Today Tanzania hosts some 350,000 refugees and asylum seekers, of whom 256,850 have arrived from Burundi since April 2015.
On July 20, President John Magufuli called on the Burundian refugees now in the country to return home voluntarily and help build their country, asserting that now there was security in the tiny central African country.
Magufuli's remarks were in support of an earlier plea by Burundian president Pierre Nkurunziza, who had called on his fellow countrymen to go back home and help rebuild their country because the "war is over."
Magufuli also took a swipe at international humanitarian bodies for trying to convince refugees not to return to their home countries because of continued insecurity, just so they can continue receiving aid from donors.
The president also directed the Ministry of Home Affairs not to grant citizenship to any more Burundian refugees coming into Tanzania.
In June, the UN refugee agency said Tanzania remained the largest host of Burundian refugees.
Tanzania is currently home to more than 315,000 refugees and asylum-seekers, mainly from Burundi and the Democratic Republic of the Congo. They are hosted in three refugee camps of Nyarugusu, Nduta, and Mtendeli, which face severe pressure.
On Sunday, the United Nations World Food Programme (WFP) appealed for 23.6 million U.S. dollars from now through to December this year to be able to continue meeting the food and nutritional needs of refugees in Tanzania.

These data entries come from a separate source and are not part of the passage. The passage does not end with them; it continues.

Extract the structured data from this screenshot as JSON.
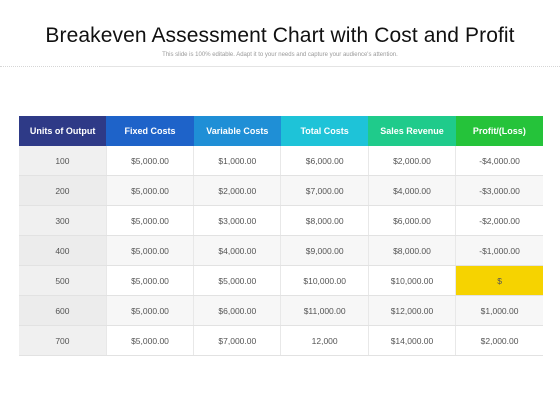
{
  "header": {
    "title": "Breakeven Assessment Chart with Cost and Profit",
    "subtitle": "This slide is 100% editable. Adapt it to your needs and capture your audience's attention."
  },
  "table": {
    "columns": [
      {
        "label": "Units of Output",
        "color": "#2e3a87"
      },
      {
        "label": "Fixed Costs",
        "color": "#1e63c9"
      },
      {
        "label": "Variable Costs",
        "color": "#1f8fd6"
      },
      {
        "label": "Total Costs",
        "color": "#1ec3d8"
      },
      {
        "label": "Sales Revenue",
        "color": "#1fcb8b"
      },
      {
        "label": "Profit/(Loss)",
        "color": "#25c33a"
      }
    ],
    "highlight_color": "#f6d300",
    "rows": [
      [
        "100",
        "$5,000.00",
        "$1,000.00",
        "$6,000.00",
        "$2,000.00",
        "-$4,000.00"
      ],
      [
        "200",
        "$5,000.00",
        "$2,000.00",
        "$7,000.00",
        "$4,000.00",
        "-$3,000.00"
      ],
      [
        "300",
        "$5,000.00",
        "$3,000.00",
        "$8,000.00",
        "$6,000.00",
        "-$2,000.00"
      ],
      [
        "400",
        "$5,000.00",
        "$4,000.00",
        "$9,000.00",
        "$8,000.00",
        "-$1,000.00"
      ],
      [
        "500",
        "$5,000.00",
        "$5,000.00",
        "$10,000.00",
        "$10,000.00",
        "$"
      ],
      [
        "600",
        "$5,000.00",
        "$6,000.00",
        "$11,000.00",
        "$12,000.00",
        "$1,000.00"
      ],
      [
        "700",
        "$5,000.00",
        "$7,000.00",
        "12,000",
        "$14,000.00",
        "$2,000.00"
      ]
    ]
  }
}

The world's largest humanitarian agency fighting hunger worldwide said in a statement that it has been forced to reduce food rations for 320,000 refugees in Mtendeli, Nduta and Nyarugusu Camps in northwest Tanzania as a result of funding shortfalls.
WFP provides refugees, primarily from Burundi and the Democratic Republic of the Congo, with five food commodities of maize meal, pulses, super cereal, vegetable oil and salt.

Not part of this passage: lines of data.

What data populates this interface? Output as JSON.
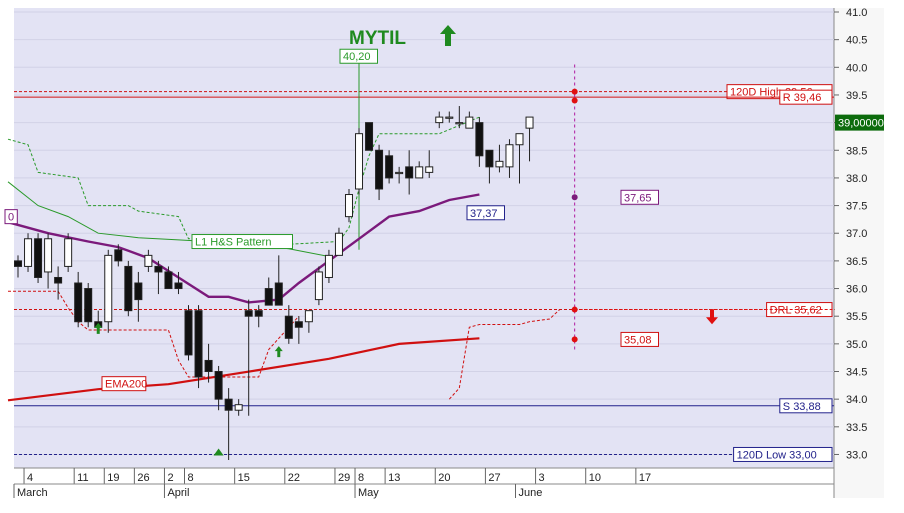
{
  "chart_data": {
    "type": "candlestick",
    "title": "MYTIL",
    "title_signal": "up",
    "ylim": [
      32.9,
      41.0
    ],
    "y_ticks": [
      "41.0",
      "40.5",
      "40.0",
      "39.5",
      "39.0",
      "38.5",
      "38.0",
      "37.5",
      "37.0",
      "36.5",
      "36.0",
      "35.5",
      "35.0",
      "34.5",
      "34.0",
      "33.5",
      "33.0"
    ],
    "last_price": "39,00000",
    "x_ticks": [
      {
        "d": 1,
        "label": "4"
      },
      {
        "d": 6,
        "label": "11"
      },
      {
        "d": 9,
        "label": "19"
      },
      {
        "d": 12,
        "label": "26"
      },
      {
        "d": 15,
        "label": "2"
      },
      {
        "d": 17,
        "label": "8"
      },
      {
        "d": 22,
        "label": "15"
      },
      {
        "d": 27,
        "label": "22"
      },
      {
        "d": 32,
        "label": "29"
      },
      {
        "d": 34,
        "label": "8"
      },
      {
        "d": 37,
        "label": "13"
      },
      {
        "d": 42,
        "label": "20"
      },
      {
        "d": 47,
        "label": "27"
      },
      {
        "d": 52,
        "label": "3"
      },
      {
        "d": 57,
        "label": "10"
      },
      {
        "d": 62,
        "label": "17"
      }
    ],
    "months": [
      {
        "d": 0,
        "label": "March"
      },
      {
        "d": 15,
        "label": "April"
      },
      {
        "d": 34,
        "label": "May"
      },
      {
        "d": 50,
        "label": "June"
      }
    ],
    "candles": [
      [
        36.5,
        36.6,
        36.2,
        36.4
      ],
      [
        36.4,
        37.0,
        36.3,
        36.9
      ],
      [
        36.9,
        37.0,
        36.1,
        36.2
      ],
      [
        36.3,
        37.0,
        36.0,
        36.9
      ],
      [
        36.2,
        36.4,
        35.8,
        36.1
      ],
      [
        36.4,
        37.0,
        36.3,
        36.9
      ],
      [
        36.1,
        36.3,
        35.3,
        35.4
      ],
      [
        36.0,
        36.1,
        35.3,
        35.4
      ],
      [
        35.4,
        35.6,
        35.2,
        35.3
      ],
      [
        35.4,
        36.7,
        35.2,
        36.6
      ],
      [
        36.7,
        36.8,
        36.4,
        36.5
      ],
      [
        36.4,
        36.5,
        35.5,
        35.6
      ],
      [
        36.1,
        36.3,
        35.4,
        35.8
      ],
      [
        36.4,
        36.7,
        36.3,
        36.6
      ],
      [
        36.4,
        36.5,
        35.9,
        36.3
      ],
      [
        36.3,
        36.4,
        36.0,
        36.0
      ],
      [
        36.1,
        36.3,
        35.9,
        36.0
      ],
      [
        35.6,
        35.7,
        34.7,
        34.8
      ],
      [
        35.6,
        35.7,
        34.2,
        34.4
      ],
      [
        34.7,
        35.0,
        34.3,
        34.5
      ],
      [
        34.5,
        34.6,
        33.8,
        34.0
      ],
      [
        34.0,
        34.2,
        32.9,
        33.8
      ],
      [
        33.8,
        34.0,
        33.7,
        33.9
      ],
      [
        35.6,
        35.8,
        33.7,
        35.5
      ],
      [
        35.6,
        35.7,
        35.3,
        35.5
      ],
      [
        36.0,
        36.2,
        35.7,
        35.7
      ],
      [
        36.1,
        36.6,
        35.7,
        35.7
      ],
      [
        35.5,
        35.7,
        35.0,
        35.1
      ],
      [
        35.4,
        35.5,
        35.0,
        35.3
      ],
      [
        35.4,
        35.6,
        35.2,
        35.6
      ],
      [
        35.8,
        36.4,
        35.7,
        36.3
      ],
      [
        36.2,
        36.7,
        36.1,
        36.6
      ],
      [
        36.6,
        37.1,
        36.6,
        37.0
      ],
      [
        37.3,
        37.8,
        37.2,
        37.7
      ],
      [
        37.8,
        38.9,
        37.7,
        38.8
      ],
      [
        39.0,
        39.0,
        38.5,
        38.5
      ],
      [
        38.5,
        38.6,
        37.6,
        37.8
      ],
      [
        38.4,
        38.5,
        37.9,
        38.0
      ],
      [
        38.1,
        38.2,
        37.9,
        38.1
      ],
      [
        38.2,
        38.5,
        37.7,
        38.0
      ],
      [
        38.0,
        38.3,
        38.0,
        38.2
      ],
      [
        38.1,
        38.5,
        38.0,
        38.2
      ],
      [
        39.0,
        39.2,
        38.9,
        39.1
      ],
      [
        39.1,
        39.2,
        39.0,
        39.1
      ],
      [
        39.0,
        39.3,
        38.9,
        39.0
      ],
      [
        38.9,
        39.2,
        38.9,
        39.1
      ],
      [
        39.0,
        39.1,
        38.2,
        38.4
      ],
      [
        38.5,
        38.5,
        37.9,
        38.2
      ],
      [
        38.2,
        38.6,
        38.1,
        38.3
      ],
      [
        38.2,
        38.7,
        38.0,
        38.6
      ],
      [
        38.6,
        38.8,
        37.9,
        38.8
      ],
      [
        38.9,
        39.1,
        38.3,
        39.1
      ]
    ],
    "series": [
      {
        "name": "EMA200",
        "color": "#d01010",
        "points": [
          [
            -1,
            33.98
          ],
          [
            8,
            34.18
          ],
          [
            15,
            34.27
          ],
          [
            22,
            34.47
          ],
          [
            31,
            34.73
          ],
          [
            38,
            35.0
          ],
          [
            46,
            35.1
          ]
        ]
      },
      {
        "name": "",
        "color": "#7b1a7b",
        "points": [
          [
            -1,
            37.2
          ],
          [
            3,
            37.0
          ],
          [
            7,
            36.85
          ],
          [
            10,
            36.75
          ],
          [
            13,
            36.55
          ],
          [
            16,
            36.2
          ],
          [
            19,
            35.85
          ],
          [
            21,
            35.85
          ],
          [
            23,
            35.75
          ],
          [
            26,
            35.8
          ],
          [
            28,
            36.1
          ],
          [
            31,
            36.5
          ],
          [
            34,
            36.9
          ],
          [
            37,
            37.3
          ],
          [
            40,
            37.4
          ],
          [
            43,
            37.6
          ],
          [
            46,
            37.7
          ]
        ]
      },
      {
        "name": "",
        "color": "#2a9a2a",
        "points": [
          [
            -1,
            37.93
          ],
          [
            2,
            37.5
          ],
          [
            5,
            37.3
          ],
          [
            8,
            37.0
          ],
          [
            12,
            36.92
          ],
          [
            16,
            36.88
          ],
          [
            20,
            36.84
          ],
          [
            24,
            36.78
          ],
          [
            27,
            36.72
          ],
          [
            31,
            36.58
          ]
        ]
      }
    ],
    "levels": [
      {
        "label": "120D High 39,56",
        "value": 39.56,
        "color": "#d01010",
        "style": "dashed"
      },
      {
        "label": "R 39,46",
        "value": 39.46,
        "color": "#d01010",
        "style": "solid"
      },
      {
        "label": "DRL 35,62",
        "value": 35.62,
        "color": "#d01010",
        "style": "dashed"
      },
      {
        "label": "S 33,88",
        "value": 33.88,
        "color": "#22228b",
        "style": "solid"
      },
      {
        "label": "120D Low 33,00",
        "value": 33.0,
        "color": "#22228b",
        "style": "dashed"
      }
    ],
    "annotations": [
      {
        "label": "40,20",
        "value": 40.2,
        "color": "#2a9a2a"
      },
      {
        "label": "37,37",
        "value": 37.37,
        "color": "#22228b"
      },
      {
        "label": "37,65",
        "value": 37.65,
        "color": "#7b1a7b"
      },
      {
        "label": "35,08",
        "value": 35.08,
        "color": "#d01010"
      },
      {
        "label": "EMA200",
        "value": 34.28,
        "color": "#d01010"
      },
      {
        "label": "L1  H&S Pattern",
        "value": 36.85,
        "color": "#2a9a2a"
      },
      {
        "label": "0",
        "value": 37.3,
        "color": "#7b1a7b"
      }
    ],
    "signals": [
      {
        "type": "up",
        "d": 8,
        "value": 35.27
      },
      {
        "type": "up",
        "d": 20,
        "value": 33.0
      },
      {
        "type": "up",
        "d": 26,
        "value": 34.85
      },
      {
        "type": "down",
        "d": 52,
        "value": 35.5
      }
    ]
  }
}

"Due to funding shortages, all five commodities were reduced for the August distribution, reaching only 62 percent of the 2,100 required kilocalories which is the recommended daily calorie intake," said the statement.
"Without an immediate response from donors, further ration cuts will be necessary as food stocks are simply running out," said WFP Tanzania Country Representative Michael Dunford.